Melbourne: Australian rugby will look to strengthen its anti-doping regime and boost investment in testing in the wake of an explosive government report on the use of banned performance-enhancing drugs in sports Down Under.

Australian Rugby Union (ARU) chief Bill Pulver said he was relieved his code was not in the firing line of investigations that have rocked rugby league and Australian Rules football but said it could ill afford to be complacent.

“Fundamentally we have put in place a very solid programme but I have no doubt we will need further investment and further rigour in our testing procedures going forward,” Pulver said.

“This year we will have greater than 220 tests done across our Wallabies population and our five Super franchises and two sevens teams, which I think is pretty comprehensive. But there will, I suspect, be broader programmes we will want to put in place.”

The Australian Sports Anti-Doping Authority (Asada) is conducting interviews with about 150 players, coaches and support staff in the top-flight National Rugby League and the indigenous Australian Football League.

The report, the result of a year-long probe by Australia’s top criminal intelligence unit, said it had found ‘widespread’ use of banned drugs among professional and amateur athletes, with teams and players implicated across multiple codes.

World Anti-Doping Agency chief John Fahey said last week that Australia’s sports had not ploughed enough resources into their anti-doping regimes, and said they needed to spend more money on a greater quantity and quality of tests.
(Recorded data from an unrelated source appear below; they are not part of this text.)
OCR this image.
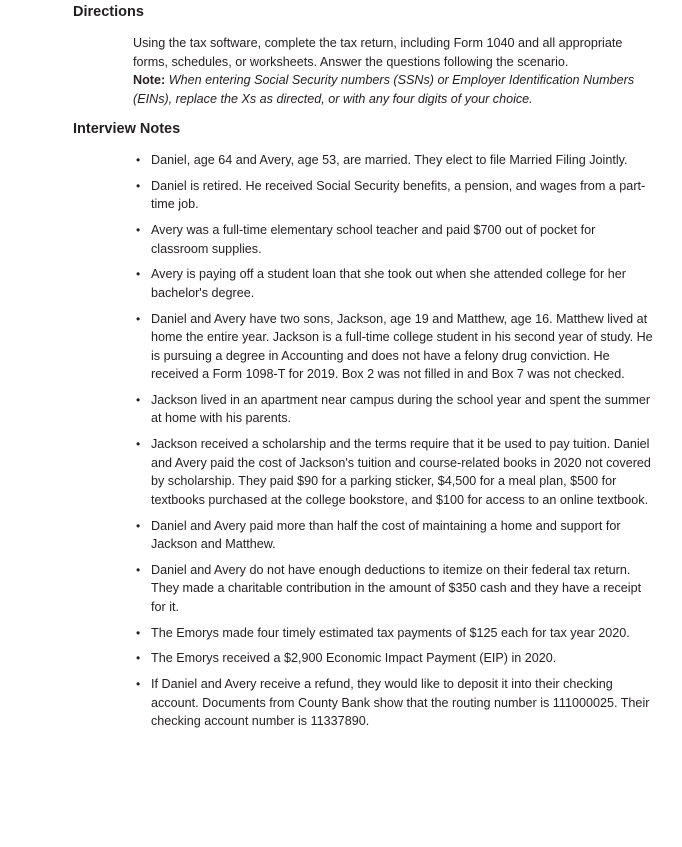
Directions

Using the tax software, complete the tax return, including Form 1040 and all appropriate forms, schedules, or worksheets. Answer the questions following the scenario.

Note: When entering Social Security numbers (SSNs) or Employer Identification Numbers (EINs), replace the Xs as directed, or with any four digits of your choice.

Interview Notes
• Daniel, age 64 and Avery, age 53, are married. They elect to file Married Filing Jointly.
• Daniel is retired. He received Social Security benefits, a pension, and wages from a part-time job.
• Avery was a full-time elementary school teacher and paid $700 out of pocket for classroom supplies.
• Avery is paying off a student loan that she took out when she attended college for her bachelor's degree.
• Daniel and Avery have two sons, Jackson, age 19 and Matthew, age 16. Matthew lived at home the entire year. Jackson is a full-time college student in his second year of study. He is pursuing a degree in Accounting and does not have a felony drug conviction. He received a Form 1098-T for 2019. Box 2 was not filled in and Box 7 was not checked.
• Jackson lived in an apartment near campus during the school year and spent the summer at home with his parents.
• Jackson received a scholarship and the terms require that it be used to pay tuition. Daniel and Avery paid the cost of Jackson's tuition and course-related books in 2020 not covered by scholarship. They paid $90 for a parking sticker, $4,500 for a meal plan, $500 for textbooks purchased at the college bookstore, and $100 for access to an online textbook.
• Daniel and Avery paid more than half the cost of maintaining a home and support for Jackson and Matthew.
• Daniel and Avery do not have enough deductions to itemize on their federal tax return. They made a charitable contribution in the amount of $350 cash and they have a receipt for it.
• The Emorys made four timely estimated tax payments of $125 each for tax year 2020.
• The Emorys received a $2,900 Economic Impact Payment (EIP) in 2020.
• If Daniel and Avery receive a refund, they would like to deposit it into their checking account. Documents from County Bank show that the routing number is 111000025. Their checking account number is 11337890.
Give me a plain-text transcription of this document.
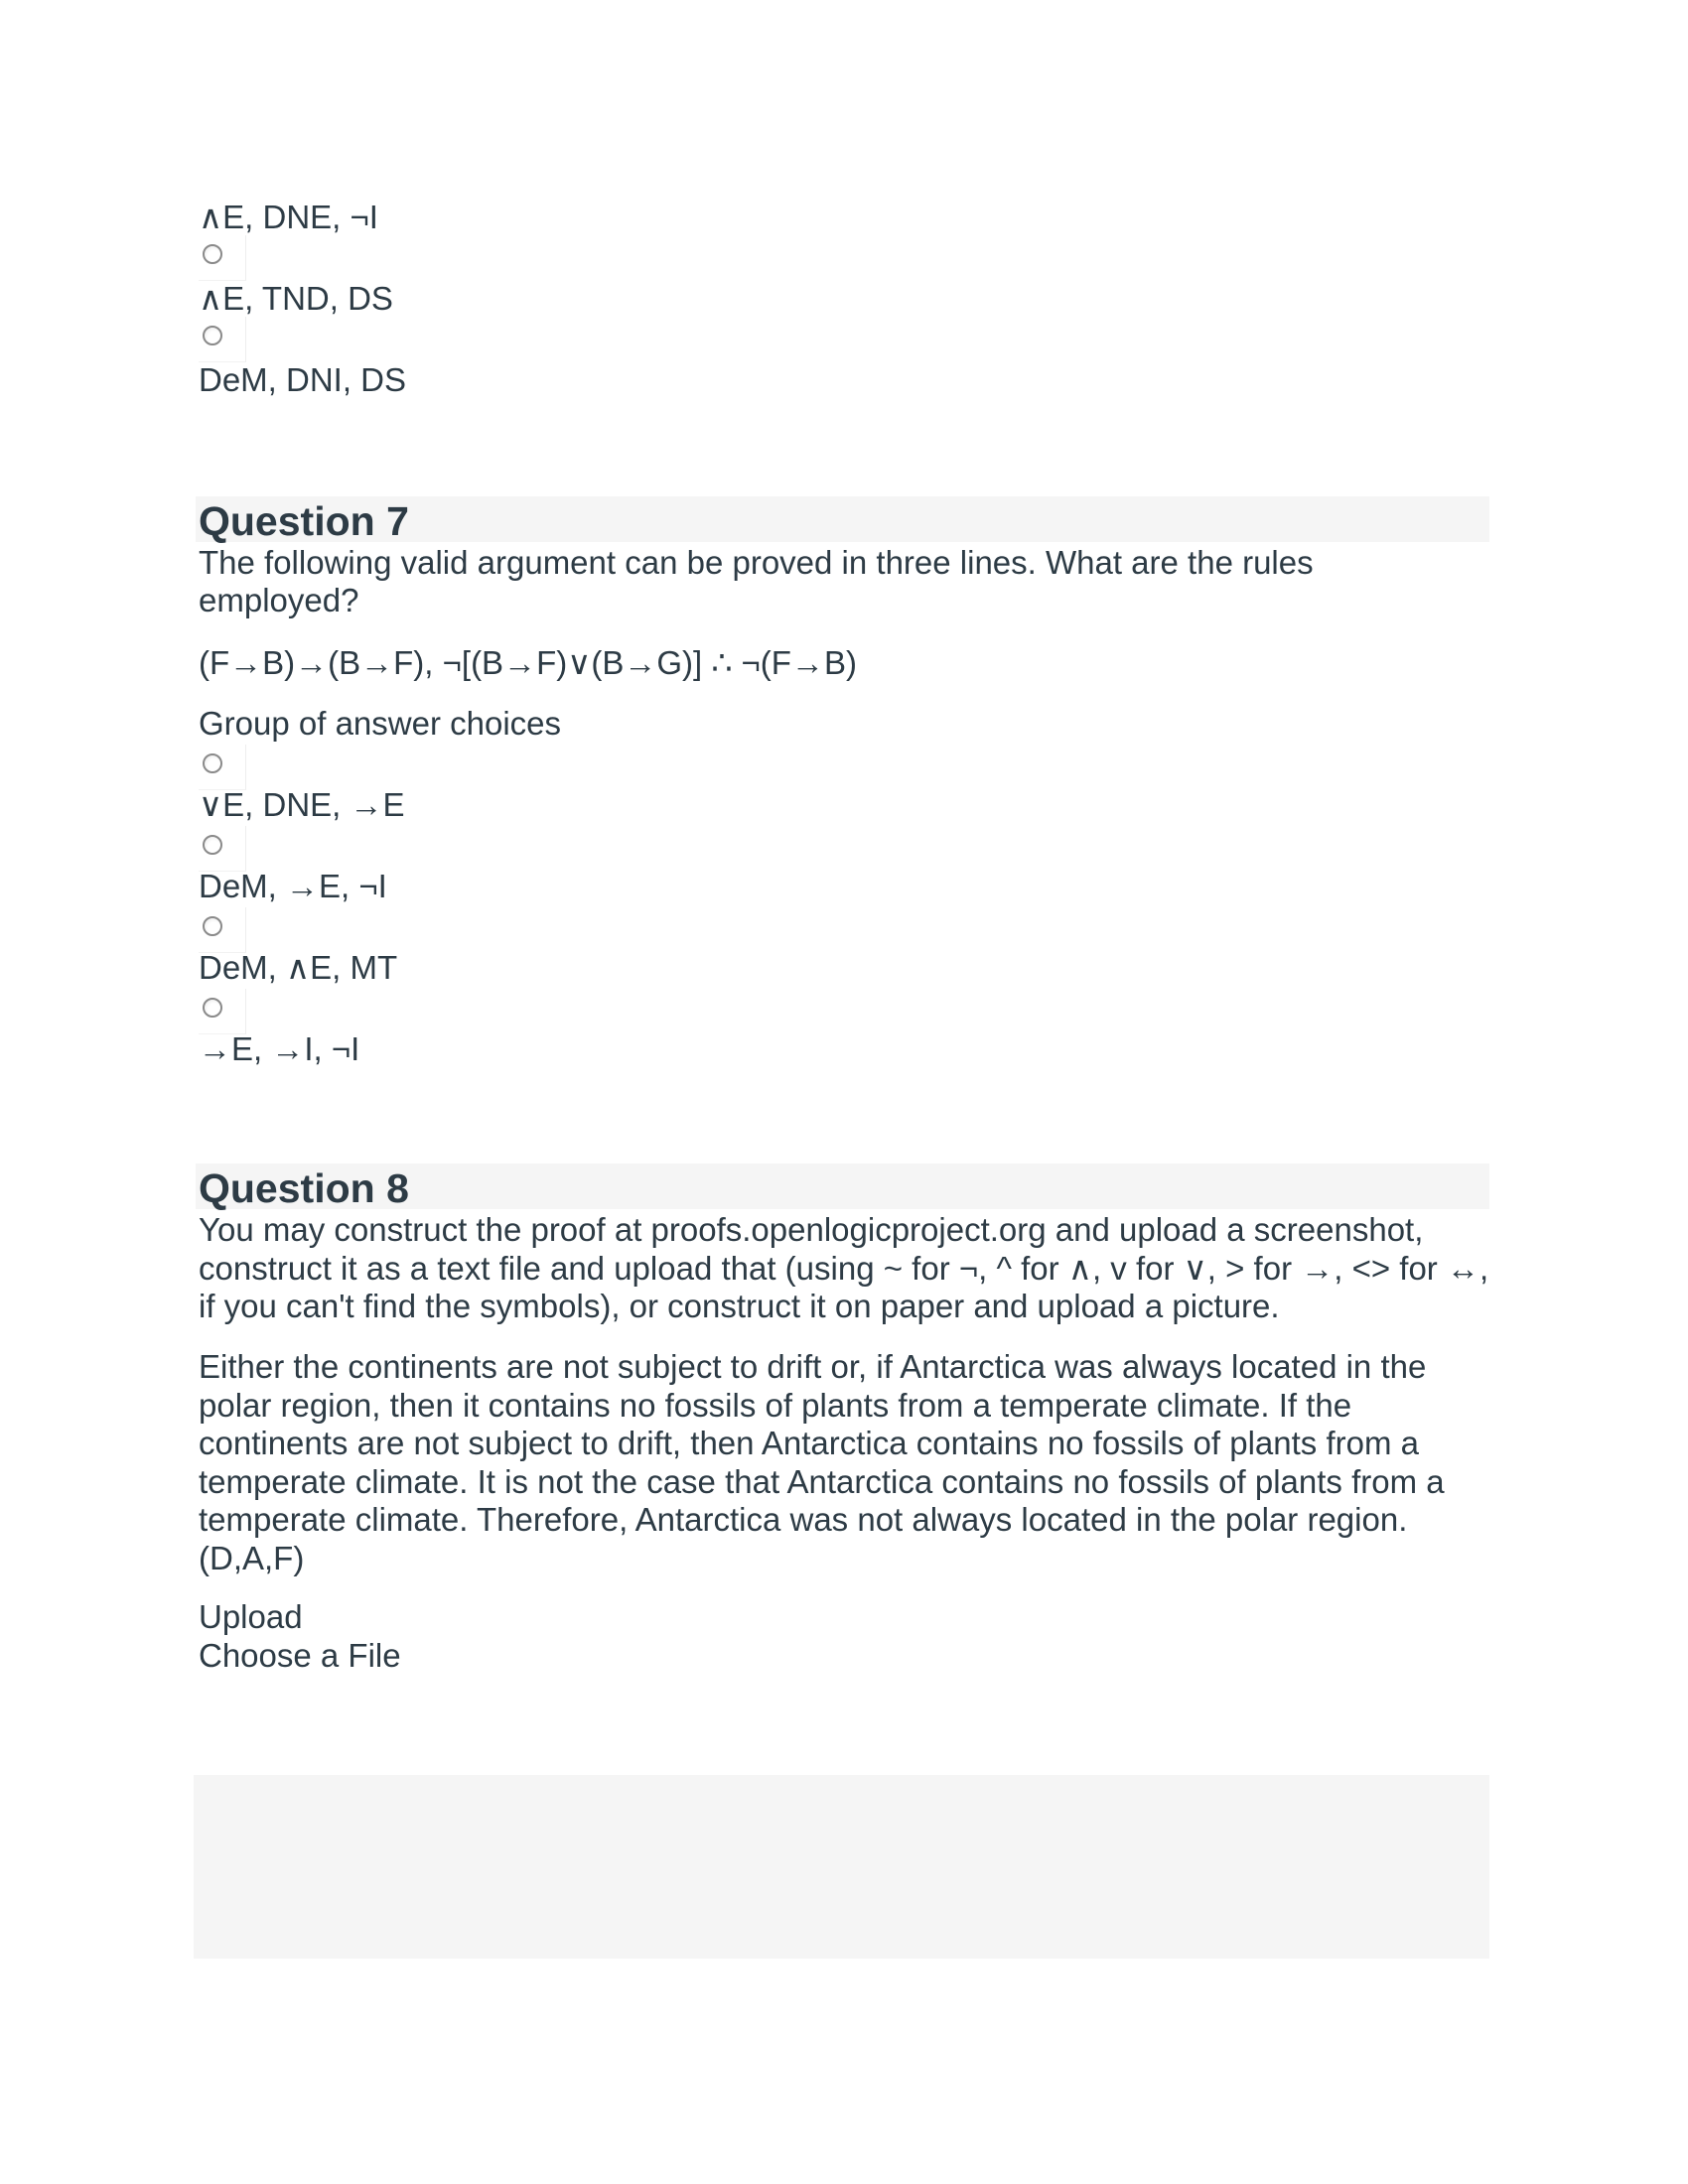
∧E, DNE, ¬I
∧E, TND, DS
DeM, DNI, DS
Question 7
The following valid argument can be proved in three lines. What are the rules
employed?
(F→B)→(B→F), ¬[(B→F)∨(B→G)] ∴ ¬(F→B)
Group of answer choices
∨E, DNE, →E
DeM, →E, ¬I
DeM, ∧E, MT
→E, →I, ¬I
Question 8
You may construct the proof at proofs.openlogicproject.org and upload a screenshot, construct it as a text file and upload that (using ~ for ¬, ^ for ∧, v for ∨, > for →, <> for ↔, if you can't find the symbols), or construct it on paper and upload a picture.
Either the continents are not subject to drift or, if Antarctica was always located in the polar region, then it contains no fossils of plants from a temperate climate. If the continents are not subject to drift, then Antarctica contains no fossils of plants from a temperate climate. It is not the case that Antarctica contains no fossils of plants from a temperate climate. Therefore, Antarctica was not always located in the polar region. (D,A,F)
Upload
Choose a File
Australia’s five teams in the southern hemisphere’s Super Rugby competition each have around 35 players on their rosters, meaning most would receive just one drug test in a season if averaged out under the ARU’s 220 tests.

Pulver, who succeeded John O’Neill as chief executive and started the new role last week, said the ARU’s anti-doping programme had been endorsed by Asada.

“Obviously I was rather relieved to know that the initial investigations had not focused on rugby and that we were not initially in that spotlight,” he said. “I was relieved in my first meeting down in Canberra when the chief executive [Aurora Andruska] of Asada actually looked at me and said, ‘Bill, your programme is actually in pretty good shape’.

“She was actually quite complimentary of the steps we have taken but we really are trying to avoid to be complacent about that and obviously need to be even more rigorous going forward.”

Pulver revealed last week that the ARU’s integrity office had prosecuted four amateur players for drug offences, banning three of them for two years and a fourth, who had attempted to distribute performance-enhancing drugs, for four years.

There have been few doping cases involving players at the pinnacle of Australian rugby, however. Dual international Wendell Sailor was banned for testing positive for cocaine in 2006 when playing for Super Rugby side, New South Wales Waratahs, while former Wallaby Ben Tune also tested positive to a banned substance in 2001 but escaped sanction from the ARU, which said he had taken it under the advice of medical staff.

Waratahs captain Dave Dennis said anti-doping officials were never far away from his team, but that there was only so much testing that could be done with finite resources.

“There’s a few issues involved,” the Wallabies flanker said. “Money’s an issue. You could test every player every weekend if you want but it’s not manageable.”